So, it’s possible we’re both overthinking this and underusing the abilities of Git.
Perhaps the thing to do is to keep the repository folder structure more-or-less as-is but create a new series of BRANCHES. It’s possible to have a branch for each version. It’s possible to selectively pull changes from one branch over to another, selectively, though it’s a little messy. I’ve done it though, on other projects. “git cherry-pick” is the key to doing it cleanly.
The current “master” branch should probably be abandoned and renamed for political reasons anyway. So it could become the base of the “old-experimental” branch (containing everything, including stuff which never worked). Meanwhile live branches for “v10”, “6M62”, and “6G60” could be maintained – with the recommendation to newbies, in the README.md file, to be “check out the v10 branch”.
This would also allow for more specific v10.1 branches if that became necessary.
This corresponds with Graham Nelson’s idea of using git tags, but tags aren’t gonna cut it since updates to the v10.1 version may be necessary, so branches are the way to go.

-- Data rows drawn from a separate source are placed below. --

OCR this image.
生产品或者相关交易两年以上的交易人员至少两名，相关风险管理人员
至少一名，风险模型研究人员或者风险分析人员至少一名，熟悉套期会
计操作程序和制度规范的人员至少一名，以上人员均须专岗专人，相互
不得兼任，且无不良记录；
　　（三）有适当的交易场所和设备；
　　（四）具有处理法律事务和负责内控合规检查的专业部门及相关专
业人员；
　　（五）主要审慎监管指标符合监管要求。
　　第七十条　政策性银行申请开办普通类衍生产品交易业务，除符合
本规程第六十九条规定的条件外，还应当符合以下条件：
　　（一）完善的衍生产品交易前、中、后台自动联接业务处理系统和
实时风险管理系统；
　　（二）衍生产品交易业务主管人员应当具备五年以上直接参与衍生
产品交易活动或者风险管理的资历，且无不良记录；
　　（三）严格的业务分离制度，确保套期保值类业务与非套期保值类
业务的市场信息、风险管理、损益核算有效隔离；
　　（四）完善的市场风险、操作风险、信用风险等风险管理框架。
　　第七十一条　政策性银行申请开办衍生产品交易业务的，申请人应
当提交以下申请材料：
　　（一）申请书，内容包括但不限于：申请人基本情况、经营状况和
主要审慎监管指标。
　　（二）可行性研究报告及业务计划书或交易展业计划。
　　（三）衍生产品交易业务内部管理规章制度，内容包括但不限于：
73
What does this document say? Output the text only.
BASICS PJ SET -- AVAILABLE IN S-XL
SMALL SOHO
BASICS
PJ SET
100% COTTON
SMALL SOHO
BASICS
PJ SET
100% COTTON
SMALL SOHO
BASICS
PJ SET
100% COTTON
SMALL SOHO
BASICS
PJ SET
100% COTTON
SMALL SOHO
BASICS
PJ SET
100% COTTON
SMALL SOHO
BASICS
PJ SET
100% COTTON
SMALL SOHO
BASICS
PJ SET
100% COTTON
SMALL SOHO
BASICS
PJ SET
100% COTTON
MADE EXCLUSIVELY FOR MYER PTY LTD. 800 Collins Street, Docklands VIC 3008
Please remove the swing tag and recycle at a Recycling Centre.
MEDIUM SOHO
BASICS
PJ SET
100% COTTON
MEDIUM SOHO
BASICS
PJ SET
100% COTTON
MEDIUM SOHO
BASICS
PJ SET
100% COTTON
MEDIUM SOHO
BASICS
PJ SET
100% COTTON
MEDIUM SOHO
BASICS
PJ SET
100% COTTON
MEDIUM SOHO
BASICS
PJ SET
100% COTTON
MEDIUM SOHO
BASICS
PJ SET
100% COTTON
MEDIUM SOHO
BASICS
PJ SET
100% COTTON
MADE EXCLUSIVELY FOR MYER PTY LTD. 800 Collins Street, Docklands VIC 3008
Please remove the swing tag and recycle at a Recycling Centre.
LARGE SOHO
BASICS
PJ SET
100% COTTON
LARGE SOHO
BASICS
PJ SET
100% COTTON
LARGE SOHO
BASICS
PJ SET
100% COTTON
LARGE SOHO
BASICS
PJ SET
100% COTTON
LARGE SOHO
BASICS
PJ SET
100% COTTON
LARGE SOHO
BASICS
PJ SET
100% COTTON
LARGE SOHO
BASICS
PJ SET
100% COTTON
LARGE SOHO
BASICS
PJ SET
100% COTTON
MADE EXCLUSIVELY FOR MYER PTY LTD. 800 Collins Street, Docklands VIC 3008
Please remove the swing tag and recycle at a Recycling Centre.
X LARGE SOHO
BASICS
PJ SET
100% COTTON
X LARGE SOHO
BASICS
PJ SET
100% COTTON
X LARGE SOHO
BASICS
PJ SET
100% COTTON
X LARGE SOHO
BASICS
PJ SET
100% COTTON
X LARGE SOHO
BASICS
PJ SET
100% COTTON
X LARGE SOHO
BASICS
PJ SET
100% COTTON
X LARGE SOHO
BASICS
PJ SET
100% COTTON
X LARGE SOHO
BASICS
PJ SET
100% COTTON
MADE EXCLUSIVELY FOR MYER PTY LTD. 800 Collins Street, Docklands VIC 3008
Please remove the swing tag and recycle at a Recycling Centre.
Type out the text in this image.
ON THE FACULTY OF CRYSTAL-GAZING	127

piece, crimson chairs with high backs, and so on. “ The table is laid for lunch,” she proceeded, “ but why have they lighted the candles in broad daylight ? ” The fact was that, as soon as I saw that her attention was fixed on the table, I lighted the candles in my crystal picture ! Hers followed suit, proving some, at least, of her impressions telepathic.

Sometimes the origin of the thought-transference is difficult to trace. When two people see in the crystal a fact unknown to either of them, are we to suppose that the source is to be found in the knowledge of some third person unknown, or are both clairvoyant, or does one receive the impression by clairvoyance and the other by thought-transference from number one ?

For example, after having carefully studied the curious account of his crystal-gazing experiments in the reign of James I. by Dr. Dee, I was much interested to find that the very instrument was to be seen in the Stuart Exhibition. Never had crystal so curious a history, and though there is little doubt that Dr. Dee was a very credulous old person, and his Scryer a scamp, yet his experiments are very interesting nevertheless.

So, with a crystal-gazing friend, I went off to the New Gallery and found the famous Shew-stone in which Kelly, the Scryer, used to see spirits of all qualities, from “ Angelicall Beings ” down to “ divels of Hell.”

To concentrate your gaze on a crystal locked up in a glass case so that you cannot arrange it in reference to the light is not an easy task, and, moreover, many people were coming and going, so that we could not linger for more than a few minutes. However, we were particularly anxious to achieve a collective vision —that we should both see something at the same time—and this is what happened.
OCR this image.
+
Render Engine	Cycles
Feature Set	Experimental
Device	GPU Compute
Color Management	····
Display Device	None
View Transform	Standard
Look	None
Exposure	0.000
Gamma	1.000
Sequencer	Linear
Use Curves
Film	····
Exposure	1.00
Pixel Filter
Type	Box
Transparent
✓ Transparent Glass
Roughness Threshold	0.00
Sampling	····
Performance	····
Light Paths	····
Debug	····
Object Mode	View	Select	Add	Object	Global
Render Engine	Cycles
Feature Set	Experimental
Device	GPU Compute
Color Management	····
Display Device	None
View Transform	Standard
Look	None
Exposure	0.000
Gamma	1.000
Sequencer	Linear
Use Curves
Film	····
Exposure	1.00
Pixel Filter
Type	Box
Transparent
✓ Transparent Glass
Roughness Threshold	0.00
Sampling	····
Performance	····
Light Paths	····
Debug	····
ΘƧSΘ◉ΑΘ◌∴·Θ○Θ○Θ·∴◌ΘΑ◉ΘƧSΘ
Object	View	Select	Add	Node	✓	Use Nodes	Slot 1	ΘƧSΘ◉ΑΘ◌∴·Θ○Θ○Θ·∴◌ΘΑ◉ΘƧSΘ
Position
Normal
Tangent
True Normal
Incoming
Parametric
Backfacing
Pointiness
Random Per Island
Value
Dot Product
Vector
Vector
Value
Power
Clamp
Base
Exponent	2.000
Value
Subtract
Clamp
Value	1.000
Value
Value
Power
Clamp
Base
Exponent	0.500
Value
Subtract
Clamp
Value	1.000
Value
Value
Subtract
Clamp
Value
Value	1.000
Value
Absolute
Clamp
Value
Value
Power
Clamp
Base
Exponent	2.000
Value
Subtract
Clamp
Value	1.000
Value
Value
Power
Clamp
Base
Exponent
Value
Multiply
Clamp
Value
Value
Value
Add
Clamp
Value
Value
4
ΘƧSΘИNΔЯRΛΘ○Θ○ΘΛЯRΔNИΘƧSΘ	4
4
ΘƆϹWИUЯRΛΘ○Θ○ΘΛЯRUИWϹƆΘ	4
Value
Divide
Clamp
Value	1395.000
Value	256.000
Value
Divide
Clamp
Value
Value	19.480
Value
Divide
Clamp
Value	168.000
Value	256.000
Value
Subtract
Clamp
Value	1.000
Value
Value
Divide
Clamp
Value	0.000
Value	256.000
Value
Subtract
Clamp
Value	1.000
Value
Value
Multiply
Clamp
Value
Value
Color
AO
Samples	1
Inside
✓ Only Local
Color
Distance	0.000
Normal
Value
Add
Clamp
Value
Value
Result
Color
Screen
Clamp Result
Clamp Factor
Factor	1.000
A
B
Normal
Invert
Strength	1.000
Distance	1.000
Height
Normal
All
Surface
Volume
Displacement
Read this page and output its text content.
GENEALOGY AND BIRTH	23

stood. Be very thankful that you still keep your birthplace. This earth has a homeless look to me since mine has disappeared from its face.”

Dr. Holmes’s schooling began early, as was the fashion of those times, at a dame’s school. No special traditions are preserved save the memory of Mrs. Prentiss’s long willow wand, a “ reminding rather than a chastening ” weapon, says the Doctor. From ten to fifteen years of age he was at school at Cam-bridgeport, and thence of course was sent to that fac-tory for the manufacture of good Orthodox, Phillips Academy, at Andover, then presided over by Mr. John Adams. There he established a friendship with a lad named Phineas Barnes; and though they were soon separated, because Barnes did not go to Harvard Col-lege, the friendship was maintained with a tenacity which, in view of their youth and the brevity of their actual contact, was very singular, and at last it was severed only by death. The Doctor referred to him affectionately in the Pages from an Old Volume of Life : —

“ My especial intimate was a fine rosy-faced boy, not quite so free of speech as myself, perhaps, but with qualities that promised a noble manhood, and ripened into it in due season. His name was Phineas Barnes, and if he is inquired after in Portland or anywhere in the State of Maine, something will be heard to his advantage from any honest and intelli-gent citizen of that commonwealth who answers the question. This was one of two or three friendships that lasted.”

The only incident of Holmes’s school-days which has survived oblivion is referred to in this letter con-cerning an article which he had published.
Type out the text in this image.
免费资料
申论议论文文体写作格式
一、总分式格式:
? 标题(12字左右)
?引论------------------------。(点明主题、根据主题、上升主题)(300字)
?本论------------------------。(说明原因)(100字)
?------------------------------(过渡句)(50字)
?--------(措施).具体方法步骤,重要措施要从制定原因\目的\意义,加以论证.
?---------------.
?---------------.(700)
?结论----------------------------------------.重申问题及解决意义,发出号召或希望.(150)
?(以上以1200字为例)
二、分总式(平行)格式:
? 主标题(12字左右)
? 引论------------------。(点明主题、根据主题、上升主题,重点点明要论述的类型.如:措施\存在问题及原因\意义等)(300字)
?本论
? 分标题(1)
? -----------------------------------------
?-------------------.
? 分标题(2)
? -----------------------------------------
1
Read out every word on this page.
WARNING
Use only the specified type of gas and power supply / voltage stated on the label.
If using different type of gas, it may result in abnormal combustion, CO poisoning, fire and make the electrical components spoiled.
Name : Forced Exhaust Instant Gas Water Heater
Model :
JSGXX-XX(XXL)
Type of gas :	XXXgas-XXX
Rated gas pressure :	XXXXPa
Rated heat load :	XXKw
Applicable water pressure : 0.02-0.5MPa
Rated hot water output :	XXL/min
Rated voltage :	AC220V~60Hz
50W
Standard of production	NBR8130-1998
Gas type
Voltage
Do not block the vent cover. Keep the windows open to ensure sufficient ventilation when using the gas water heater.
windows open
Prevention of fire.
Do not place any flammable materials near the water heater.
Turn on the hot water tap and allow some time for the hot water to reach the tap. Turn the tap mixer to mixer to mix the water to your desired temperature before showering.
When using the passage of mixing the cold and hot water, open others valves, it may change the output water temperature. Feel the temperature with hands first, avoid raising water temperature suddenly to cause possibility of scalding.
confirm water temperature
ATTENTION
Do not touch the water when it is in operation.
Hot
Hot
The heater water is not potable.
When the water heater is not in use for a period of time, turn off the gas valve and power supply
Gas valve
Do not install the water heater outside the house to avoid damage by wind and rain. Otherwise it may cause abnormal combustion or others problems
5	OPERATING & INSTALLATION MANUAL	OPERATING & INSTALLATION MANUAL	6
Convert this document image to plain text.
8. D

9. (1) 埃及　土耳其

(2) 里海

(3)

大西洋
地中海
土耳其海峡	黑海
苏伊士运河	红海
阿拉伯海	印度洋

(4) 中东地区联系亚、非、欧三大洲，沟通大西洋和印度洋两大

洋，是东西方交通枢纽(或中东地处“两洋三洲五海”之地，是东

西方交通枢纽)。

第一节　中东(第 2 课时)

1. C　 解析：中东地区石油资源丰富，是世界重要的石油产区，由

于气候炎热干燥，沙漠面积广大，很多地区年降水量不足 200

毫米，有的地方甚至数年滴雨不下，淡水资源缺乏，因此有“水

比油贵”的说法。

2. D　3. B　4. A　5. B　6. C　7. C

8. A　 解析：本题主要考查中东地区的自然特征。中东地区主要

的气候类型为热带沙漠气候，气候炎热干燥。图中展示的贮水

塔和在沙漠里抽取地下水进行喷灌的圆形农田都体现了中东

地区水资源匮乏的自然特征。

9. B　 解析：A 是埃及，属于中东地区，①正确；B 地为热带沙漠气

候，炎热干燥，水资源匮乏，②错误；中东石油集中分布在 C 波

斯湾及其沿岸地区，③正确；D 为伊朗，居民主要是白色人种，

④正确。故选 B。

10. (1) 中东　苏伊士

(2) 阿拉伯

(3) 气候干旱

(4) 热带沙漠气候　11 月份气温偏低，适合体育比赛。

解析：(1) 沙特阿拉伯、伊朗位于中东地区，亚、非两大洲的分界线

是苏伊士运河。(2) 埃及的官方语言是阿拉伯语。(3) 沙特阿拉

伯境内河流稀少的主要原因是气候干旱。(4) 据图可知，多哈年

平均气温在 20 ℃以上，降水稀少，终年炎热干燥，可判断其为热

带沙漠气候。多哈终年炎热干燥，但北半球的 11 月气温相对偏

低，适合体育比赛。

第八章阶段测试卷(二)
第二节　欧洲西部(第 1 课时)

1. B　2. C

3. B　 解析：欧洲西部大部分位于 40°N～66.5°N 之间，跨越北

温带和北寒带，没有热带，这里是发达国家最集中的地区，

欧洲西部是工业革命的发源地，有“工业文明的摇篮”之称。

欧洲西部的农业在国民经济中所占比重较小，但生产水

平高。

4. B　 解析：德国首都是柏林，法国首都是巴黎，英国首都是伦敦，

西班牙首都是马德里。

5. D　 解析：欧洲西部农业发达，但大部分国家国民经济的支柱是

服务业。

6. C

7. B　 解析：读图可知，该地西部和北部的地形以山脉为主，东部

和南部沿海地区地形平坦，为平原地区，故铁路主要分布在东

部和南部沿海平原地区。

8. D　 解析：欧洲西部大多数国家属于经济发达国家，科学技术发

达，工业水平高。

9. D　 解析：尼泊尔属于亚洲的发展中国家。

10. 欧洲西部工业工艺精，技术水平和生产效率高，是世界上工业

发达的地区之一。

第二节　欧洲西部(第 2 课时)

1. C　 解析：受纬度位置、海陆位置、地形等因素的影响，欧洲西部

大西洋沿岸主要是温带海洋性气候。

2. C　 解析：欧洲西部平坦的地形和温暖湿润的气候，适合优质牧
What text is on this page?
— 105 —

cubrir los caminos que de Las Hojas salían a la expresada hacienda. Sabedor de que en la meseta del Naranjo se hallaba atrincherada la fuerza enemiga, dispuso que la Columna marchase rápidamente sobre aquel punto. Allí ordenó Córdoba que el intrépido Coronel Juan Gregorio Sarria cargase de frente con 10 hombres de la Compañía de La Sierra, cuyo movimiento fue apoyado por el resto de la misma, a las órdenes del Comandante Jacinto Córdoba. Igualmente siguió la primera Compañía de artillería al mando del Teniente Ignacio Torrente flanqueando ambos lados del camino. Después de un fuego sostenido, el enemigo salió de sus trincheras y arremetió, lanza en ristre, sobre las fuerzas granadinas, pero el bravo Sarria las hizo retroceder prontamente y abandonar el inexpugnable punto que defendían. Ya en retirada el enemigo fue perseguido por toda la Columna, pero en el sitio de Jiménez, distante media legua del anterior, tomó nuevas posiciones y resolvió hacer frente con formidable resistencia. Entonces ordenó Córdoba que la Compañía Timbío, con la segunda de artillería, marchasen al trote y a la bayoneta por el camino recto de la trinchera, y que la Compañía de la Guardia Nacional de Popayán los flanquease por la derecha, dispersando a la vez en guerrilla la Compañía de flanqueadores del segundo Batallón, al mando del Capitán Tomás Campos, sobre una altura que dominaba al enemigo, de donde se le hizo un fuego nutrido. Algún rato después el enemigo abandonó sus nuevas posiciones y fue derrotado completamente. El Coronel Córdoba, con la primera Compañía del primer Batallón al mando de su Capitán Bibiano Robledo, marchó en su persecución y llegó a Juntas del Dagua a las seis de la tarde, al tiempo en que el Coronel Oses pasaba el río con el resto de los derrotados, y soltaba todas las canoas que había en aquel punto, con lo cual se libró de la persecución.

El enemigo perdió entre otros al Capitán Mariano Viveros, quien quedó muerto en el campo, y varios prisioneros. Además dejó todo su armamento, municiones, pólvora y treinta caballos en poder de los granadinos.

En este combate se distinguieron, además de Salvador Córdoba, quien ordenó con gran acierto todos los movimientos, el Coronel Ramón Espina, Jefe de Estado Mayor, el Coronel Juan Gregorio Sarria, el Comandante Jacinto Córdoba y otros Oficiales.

In git, branches are cheap and porting stuff from one branch to another is relatively cheap. So I think this is likely the best way to go for maintaining different versions of the Extensions repo for different versions of Inform.
After thinking about it, this is what I recommend. First, update the README.md to explain the new branch structure. Then make “old-experimental”, “v10”, “6M62”, “6G10”, and “v10-upgrade-work” branches forked from the current master branch. Initially all the branches will be populated with everything. If Zed is willing, since he’s done the work to figure out which works where, then he can “git rm” the stuff which doesn’t work in 6M62 from the “6M62” branch, the stuff which doesn’t work in 6G10 from the “6G10” branch, the stuff which doesn’t work in v10 from the “v10” branch.
Set the “v10” branch to be the default one shown on the Github front page.
Then we can work on upgrading old stuff to v10 on the “v10-upgrade-work” branch, and when they’re ready (one at a time) add the revised versions of the extensions back to the “v10” branch.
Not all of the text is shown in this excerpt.